Mi cuerpo es una imagen de lo estéril
Carmen Ollé

A Luz María

A veces salgo y digo: “no hay nadie”, por decir algo, por invocar una mentira, aunque yo permanezca adentro, solitaria, mirando mi ombligo crecer bajo la tarde. Los amigos vienen a cada momento. Se acercan y me abrazan suavecito para que mi ombligo no reviente. Puedo ver que tienen miedo cada vez que me levanto para seguir la corriente de mi orina amarillenta y rojiza. Ese arroyuelo por el que mi vagina se columpia días y noches bajo un cuerpo transparente.

Todos traen cosas pequeñas entre las manos, cosas que no puedan hacerme daño. Desean que permanezca inmóvil, pero es imposible ante tanto líquido que se arroja sin remedio. Ellos no lo pueden beber. Yo no lo puedo beber, se me escurre entre los dedos temblorosos y no me conformo.

Yo voy y vuelvo, entro y salgo, y ellos siguen allí husmeando mi riachuelo de mentiras. Tiro portazos, pataleo desde mi círculo de agua. Siento el murmullo de las olas incubando su chillido en mi vientre. Me atraganto de pastillas y de ciudades y de llantos estúpidos que todo lo deshojan y espantan.

Descorazonadoramente simulo mi propio suicidio. Los más optimistas me alumbran con su espanto. Al fin se retiran para dejarme otra vez en mi crepúsculo subterráneo.

Devuelta a mi agujero luminoso, mi cuerpo es una esfera, un gran río que se agita sobre un acantilado de sombras. Ellas olfatean aquel trozo enrarecido sin pestañear. Siguen su camino deslizándose por una habitación vacía, iniciática, donde se rasgan unos labios como velos del amor.

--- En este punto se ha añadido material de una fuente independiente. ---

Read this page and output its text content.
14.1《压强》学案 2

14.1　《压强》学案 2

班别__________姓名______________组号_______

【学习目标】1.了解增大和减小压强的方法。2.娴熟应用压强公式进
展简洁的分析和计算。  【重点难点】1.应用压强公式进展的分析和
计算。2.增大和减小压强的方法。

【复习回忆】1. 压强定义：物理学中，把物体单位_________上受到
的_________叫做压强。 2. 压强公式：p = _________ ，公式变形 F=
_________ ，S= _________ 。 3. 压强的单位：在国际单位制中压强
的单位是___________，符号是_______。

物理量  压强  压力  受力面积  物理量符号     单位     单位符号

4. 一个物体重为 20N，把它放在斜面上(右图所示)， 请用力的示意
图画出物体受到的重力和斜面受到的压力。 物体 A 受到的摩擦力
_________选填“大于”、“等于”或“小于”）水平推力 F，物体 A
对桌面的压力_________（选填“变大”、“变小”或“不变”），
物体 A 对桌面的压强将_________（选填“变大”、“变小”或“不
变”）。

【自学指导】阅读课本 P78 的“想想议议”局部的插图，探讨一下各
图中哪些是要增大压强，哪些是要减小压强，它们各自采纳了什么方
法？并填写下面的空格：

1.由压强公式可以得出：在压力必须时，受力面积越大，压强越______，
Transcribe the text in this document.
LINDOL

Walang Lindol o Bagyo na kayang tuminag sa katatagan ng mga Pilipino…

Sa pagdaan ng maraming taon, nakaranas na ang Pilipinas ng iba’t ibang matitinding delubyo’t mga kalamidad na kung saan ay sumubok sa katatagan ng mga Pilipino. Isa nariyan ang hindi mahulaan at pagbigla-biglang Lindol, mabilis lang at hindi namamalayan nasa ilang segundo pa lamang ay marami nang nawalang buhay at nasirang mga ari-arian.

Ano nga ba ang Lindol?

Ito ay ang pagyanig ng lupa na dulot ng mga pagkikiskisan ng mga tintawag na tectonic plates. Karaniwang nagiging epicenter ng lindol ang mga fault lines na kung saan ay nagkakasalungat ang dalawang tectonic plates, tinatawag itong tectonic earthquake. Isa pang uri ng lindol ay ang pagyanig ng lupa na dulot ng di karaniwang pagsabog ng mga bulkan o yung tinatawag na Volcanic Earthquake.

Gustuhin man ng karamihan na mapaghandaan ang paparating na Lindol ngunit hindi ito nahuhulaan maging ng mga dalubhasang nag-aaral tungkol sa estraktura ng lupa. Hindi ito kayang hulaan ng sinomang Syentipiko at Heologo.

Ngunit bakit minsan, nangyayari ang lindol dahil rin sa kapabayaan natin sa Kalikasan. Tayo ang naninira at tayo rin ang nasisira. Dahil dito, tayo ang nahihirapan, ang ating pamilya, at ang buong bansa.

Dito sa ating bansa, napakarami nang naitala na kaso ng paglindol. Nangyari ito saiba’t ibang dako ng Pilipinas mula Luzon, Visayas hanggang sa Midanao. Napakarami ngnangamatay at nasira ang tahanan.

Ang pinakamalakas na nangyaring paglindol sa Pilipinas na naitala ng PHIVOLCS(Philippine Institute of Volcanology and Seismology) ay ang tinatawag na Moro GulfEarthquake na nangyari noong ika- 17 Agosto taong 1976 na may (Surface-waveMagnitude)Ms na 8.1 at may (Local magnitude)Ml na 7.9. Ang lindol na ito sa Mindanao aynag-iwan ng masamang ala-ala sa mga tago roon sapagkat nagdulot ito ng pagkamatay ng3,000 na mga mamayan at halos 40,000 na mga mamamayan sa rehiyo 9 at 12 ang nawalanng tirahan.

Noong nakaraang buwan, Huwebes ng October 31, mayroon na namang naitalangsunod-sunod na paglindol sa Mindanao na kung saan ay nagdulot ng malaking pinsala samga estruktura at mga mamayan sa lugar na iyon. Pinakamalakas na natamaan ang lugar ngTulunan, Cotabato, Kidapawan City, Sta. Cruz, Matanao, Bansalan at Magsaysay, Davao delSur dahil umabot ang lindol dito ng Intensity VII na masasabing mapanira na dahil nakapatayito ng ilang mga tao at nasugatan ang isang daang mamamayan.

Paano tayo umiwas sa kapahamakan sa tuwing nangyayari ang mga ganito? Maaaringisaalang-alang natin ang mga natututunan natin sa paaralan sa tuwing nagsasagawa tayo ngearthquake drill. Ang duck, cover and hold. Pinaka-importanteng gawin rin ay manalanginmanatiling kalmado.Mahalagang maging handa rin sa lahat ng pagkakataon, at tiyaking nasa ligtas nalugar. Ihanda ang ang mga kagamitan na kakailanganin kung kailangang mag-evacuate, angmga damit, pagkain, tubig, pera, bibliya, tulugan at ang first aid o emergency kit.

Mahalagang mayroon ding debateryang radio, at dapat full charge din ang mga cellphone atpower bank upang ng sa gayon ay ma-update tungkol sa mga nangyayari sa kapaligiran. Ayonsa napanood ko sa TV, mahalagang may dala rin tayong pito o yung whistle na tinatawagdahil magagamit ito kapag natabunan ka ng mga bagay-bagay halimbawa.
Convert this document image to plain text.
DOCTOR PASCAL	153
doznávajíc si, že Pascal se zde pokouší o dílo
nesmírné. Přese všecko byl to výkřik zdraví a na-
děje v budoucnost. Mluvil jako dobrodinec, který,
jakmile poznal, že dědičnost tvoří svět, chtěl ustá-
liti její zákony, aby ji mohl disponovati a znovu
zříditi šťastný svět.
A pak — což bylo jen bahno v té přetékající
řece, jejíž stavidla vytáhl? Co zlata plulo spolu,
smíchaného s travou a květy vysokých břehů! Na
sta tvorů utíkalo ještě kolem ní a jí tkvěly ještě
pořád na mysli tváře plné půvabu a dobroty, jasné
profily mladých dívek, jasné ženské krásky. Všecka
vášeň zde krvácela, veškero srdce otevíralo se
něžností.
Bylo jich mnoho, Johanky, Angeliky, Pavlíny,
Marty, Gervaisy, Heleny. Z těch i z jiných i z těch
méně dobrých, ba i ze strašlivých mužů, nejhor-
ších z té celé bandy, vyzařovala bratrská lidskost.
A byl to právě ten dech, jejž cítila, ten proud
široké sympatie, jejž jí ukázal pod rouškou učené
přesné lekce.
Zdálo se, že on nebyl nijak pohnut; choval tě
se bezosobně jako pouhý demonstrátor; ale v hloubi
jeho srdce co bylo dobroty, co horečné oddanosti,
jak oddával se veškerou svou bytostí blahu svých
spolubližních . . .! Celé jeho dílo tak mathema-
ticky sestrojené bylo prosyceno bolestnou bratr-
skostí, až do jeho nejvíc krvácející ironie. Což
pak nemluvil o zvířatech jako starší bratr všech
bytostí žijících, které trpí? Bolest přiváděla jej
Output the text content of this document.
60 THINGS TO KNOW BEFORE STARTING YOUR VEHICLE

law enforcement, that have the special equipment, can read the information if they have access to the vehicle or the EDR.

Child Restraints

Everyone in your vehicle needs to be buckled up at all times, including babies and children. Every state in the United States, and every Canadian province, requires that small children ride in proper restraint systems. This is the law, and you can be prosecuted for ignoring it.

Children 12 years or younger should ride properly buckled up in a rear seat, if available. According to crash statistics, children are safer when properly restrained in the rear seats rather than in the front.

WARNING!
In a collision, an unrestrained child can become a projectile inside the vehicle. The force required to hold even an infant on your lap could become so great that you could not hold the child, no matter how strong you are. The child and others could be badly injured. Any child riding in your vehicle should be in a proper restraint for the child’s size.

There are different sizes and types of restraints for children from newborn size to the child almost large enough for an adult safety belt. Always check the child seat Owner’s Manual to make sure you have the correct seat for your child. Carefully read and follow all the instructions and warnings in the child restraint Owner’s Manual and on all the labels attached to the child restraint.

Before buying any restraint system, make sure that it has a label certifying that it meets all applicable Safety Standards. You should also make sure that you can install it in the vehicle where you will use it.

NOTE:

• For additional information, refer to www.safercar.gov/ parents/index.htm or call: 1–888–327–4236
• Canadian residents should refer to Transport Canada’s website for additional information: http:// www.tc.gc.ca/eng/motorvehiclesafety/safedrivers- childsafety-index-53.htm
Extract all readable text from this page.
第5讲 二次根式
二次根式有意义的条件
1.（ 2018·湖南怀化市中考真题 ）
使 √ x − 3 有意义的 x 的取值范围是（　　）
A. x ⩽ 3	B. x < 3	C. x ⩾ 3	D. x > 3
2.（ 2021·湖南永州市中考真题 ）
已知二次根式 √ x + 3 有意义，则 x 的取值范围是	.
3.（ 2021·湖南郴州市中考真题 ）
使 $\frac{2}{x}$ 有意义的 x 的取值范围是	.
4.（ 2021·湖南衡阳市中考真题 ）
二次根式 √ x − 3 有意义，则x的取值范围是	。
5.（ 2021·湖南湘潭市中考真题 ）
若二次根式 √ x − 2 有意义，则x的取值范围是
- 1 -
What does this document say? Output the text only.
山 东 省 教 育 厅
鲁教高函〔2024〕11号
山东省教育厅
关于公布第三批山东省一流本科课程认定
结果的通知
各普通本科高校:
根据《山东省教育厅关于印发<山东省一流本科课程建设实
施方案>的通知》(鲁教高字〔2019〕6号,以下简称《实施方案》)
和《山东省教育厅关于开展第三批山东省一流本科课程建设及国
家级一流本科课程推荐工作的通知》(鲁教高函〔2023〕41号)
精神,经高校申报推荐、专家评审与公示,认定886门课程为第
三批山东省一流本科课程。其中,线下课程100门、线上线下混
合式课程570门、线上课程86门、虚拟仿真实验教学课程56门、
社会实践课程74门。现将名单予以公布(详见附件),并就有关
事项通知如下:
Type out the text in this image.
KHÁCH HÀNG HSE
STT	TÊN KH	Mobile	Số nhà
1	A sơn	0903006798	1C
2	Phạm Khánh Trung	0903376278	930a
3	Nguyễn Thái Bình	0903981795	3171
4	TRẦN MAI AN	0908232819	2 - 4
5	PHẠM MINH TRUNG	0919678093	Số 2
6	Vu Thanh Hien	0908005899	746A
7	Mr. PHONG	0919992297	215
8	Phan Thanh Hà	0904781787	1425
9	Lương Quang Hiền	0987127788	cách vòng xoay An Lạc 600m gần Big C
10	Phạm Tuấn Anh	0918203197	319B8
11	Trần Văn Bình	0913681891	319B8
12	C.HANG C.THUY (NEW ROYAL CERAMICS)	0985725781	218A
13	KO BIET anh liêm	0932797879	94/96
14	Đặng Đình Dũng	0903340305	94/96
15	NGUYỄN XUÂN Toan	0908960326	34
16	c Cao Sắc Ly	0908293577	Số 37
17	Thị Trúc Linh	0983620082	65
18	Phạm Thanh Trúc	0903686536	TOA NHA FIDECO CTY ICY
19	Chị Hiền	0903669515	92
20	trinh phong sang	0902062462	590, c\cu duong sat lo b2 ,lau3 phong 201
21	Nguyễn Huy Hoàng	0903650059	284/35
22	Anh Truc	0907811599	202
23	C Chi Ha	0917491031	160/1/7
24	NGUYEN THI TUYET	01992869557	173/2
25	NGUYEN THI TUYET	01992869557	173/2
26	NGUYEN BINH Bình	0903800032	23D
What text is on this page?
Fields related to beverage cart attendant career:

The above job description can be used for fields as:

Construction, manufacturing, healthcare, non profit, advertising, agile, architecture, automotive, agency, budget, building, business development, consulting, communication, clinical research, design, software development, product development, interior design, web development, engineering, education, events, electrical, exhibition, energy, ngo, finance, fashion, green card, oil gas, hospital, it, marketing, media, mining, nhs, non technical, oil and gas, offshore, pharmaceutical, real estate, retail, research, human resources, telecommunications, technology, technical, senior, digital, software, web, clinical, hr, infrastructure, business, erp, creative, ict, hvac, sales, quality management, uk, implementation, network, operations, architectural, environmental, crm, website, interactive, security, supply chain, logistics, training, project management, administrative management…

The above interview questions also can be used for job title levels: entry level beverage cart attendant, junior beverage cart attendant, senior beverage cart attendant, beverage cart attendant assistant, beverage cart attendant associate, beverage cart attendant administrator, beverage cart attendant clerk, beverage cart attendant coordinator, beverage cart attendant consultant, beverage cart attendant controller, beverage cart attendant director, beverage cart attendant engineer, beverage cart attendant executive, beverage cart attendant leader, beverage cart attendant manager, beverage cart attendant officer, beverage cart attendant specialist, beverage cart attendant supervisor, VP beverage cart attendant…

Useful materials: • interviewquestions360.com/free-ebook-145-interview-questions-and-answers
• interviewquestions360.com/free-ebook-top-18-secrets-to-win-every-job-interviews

Seguramente nadie más regresará hoy, me digo. Entonces me bajo el pantalón para seguir con el ritual de la pérdida. Es imposible negar el líquido. Quisiera mear todas las ciudades para sentir mi rastro cada vez que titubeo sobre una acera extraña. O tal vez retener el amargo surtidor hasta que mi vejiga se quiebre repleta de su espuma y tenga que correr para sentir cómo bajan las mareas y se amansan por la noche.

Furtivamente, zumbando como un golpe cálido que atraviesa el mundo, aparece la diosa pequeñita de trenzas negras y con sus manos diminutas se asoma sobre mi vientre, extrae la máscara que lo cubre y con sus hermosos ojos negros sorprendidos me sana.